My grandfather stored his shoes on cedar shoe trees and I always assumed the reason he kept shoes this way was to keep the shoe’s shape. Little did I know until recently the natural benefits of cedar for shoes! Here is more about cedar shoe-care, deodorizing smelly shoes, and how to find a shoe polish that won’t cost your health or the earth:
Cedar Shoe Trees
Have you ever seen cedar shoe trees? Cedar wicks moisture, acid, and salt from shoes, so housing shoes in cedar is a great idea since the cedar will keep the leather from cracking.

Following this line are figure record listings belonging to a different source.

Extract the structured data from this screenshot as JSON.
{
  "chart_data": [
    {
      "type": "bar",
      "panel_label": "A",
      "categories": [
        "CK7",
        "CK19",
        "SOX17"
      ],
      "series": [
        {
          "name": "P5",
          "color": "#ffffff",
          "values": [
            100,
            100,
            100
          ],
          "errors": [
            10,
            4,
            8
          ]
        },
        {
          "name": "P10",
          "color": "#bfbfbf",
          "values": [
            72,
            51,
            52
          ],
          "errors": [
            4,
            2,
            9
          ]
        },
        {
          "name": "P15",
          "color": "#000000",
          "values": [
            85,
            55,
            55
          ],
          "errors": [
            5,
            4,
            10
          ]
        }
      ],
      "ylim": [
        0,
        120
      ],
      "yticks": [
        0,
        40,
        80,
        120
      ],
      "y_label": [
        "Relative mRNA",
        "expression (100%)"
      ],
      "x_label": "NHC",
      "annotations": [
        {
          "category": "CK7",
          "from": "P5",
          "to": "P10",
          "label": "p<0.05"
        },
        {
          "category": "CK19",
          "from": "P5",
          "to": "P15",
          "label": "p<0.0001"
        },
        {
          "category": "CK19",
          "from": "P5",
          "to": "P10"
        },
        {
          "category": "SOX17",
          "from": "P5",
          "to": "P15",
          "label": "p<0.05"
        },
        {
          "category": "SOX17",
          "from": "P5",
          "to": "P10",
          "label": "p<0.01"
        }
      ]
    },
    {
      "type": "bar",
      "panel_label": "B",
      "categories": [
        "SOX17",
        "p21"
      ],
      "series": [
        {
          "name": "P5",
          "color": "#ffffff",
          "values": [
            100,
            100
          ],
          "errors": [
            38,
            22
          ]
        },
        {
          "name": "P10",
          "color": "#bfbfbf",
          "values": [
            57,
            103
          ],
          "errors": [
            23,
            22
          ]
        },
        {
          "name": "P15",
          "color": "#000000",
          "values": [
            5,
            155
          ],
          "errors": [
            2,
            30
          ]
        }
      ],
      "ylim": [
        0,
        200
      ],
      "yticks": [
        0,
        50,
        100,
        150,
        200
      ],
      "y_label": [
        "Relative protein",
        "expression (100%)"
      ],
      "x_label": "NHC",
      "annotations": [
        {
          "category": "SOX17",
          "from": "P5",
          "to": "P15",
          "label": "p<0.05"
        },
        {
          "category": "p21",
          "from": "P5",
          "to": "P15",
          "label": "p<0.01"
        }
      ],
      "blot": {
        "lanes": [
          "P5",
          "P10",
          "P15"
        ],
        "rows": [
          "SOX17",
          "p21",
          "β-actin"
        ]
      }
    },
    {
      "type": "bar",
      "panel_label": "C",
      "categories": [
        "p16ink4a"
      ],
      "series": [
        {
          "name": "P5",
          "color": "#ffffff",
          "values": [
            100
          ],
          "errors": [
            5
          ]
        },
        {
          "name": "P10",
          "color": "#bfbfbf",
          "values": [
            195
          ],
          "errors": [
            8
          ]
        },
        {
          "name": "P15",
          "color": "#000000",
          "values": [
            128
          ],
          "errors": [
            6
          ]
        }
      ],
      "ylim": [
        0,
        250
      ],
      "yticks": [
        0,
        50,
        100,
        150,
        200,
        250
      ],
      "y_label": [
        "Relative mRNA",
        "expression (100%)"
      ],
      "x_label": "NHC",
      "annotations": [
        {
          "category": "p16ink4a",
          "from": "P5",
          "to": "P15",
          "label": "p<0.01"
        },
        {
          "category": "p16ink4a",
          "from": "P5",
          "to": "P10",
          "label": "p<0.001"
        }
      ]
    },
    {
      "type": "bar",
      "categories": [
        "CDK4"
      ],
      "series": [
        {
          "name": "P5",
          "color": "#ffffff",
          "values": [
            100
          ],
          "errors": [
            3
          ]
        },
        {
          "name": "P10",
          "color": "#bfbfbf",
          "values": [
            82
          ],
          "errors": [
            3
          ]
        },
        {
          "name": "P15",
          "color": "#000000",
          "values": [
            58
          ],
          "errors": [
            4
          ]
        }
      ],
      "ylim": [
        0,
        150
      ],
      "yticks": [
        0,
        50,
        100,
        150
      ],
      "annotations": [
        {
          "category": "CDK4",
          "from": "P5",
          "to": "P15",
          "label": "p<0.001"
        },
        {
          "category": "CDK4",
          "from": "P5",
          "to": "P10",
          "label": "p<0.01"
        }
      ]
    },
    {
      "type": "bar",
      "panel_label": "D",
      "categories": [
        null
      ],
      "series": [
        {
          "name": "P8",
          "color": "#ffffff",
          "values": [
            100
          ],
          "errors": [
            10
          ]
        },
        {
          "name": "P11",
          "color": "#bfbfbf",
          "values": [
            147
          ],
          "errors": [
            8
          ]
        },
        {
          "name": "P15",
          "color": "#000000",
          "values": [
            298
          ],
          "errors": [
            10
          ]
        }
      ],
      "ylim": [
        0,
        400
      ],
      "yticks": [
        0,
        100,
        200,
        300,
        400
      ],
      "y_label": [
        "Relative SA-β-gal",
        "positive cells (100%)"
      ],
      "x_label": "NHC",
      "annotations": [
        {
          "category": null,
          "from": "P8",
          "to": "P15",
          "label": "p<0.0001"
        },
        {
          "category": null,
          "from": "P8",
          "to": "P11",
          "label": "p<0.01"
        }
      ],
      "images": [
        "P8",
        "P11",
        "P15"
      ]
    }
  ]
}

Baking Soda Shoe Deodorizer
Sprinkle baking soda into your shoes after wearing them, and brush it out the next morning. Baking soda is a great deodorizer.
Tea Deodorizing Spray
Tannin, that dark bitter-tasting aspect of black tea, is a great deodorizer (and dust-mite neutralizer). Make a cup of black tea, cool it, and spray the insides of the shoes (making sure that the shoes are dark so that the tea won’t stain the leather). Let it set overnight. If the shoes are still damp from the spray in the morning, sprinkle with a little cornstarch to absorb the moisture, and then remove.
Antibacterial Shoe Spray
Add 1 teaspoon of an essential oil of your choice to a cup of water in a spray bottle. If your shoes smell really strongly of mold and mildew, choose tea tree oil for the essential oil, but all essential oils have some antibacterial qualities. Spray the shoes, and air for a week so the smell has completely dissipated before wearing.
Most shoe polishes are made with petroleum solvents and should be avoided. A nice light freshener is to polish with a bit of jojoba oil. Just dab a bit of this liquid wax on a rag and buff the shoes. Otherwise find plant-based shoe polishes online, but be alert to the strong smell of terpenes.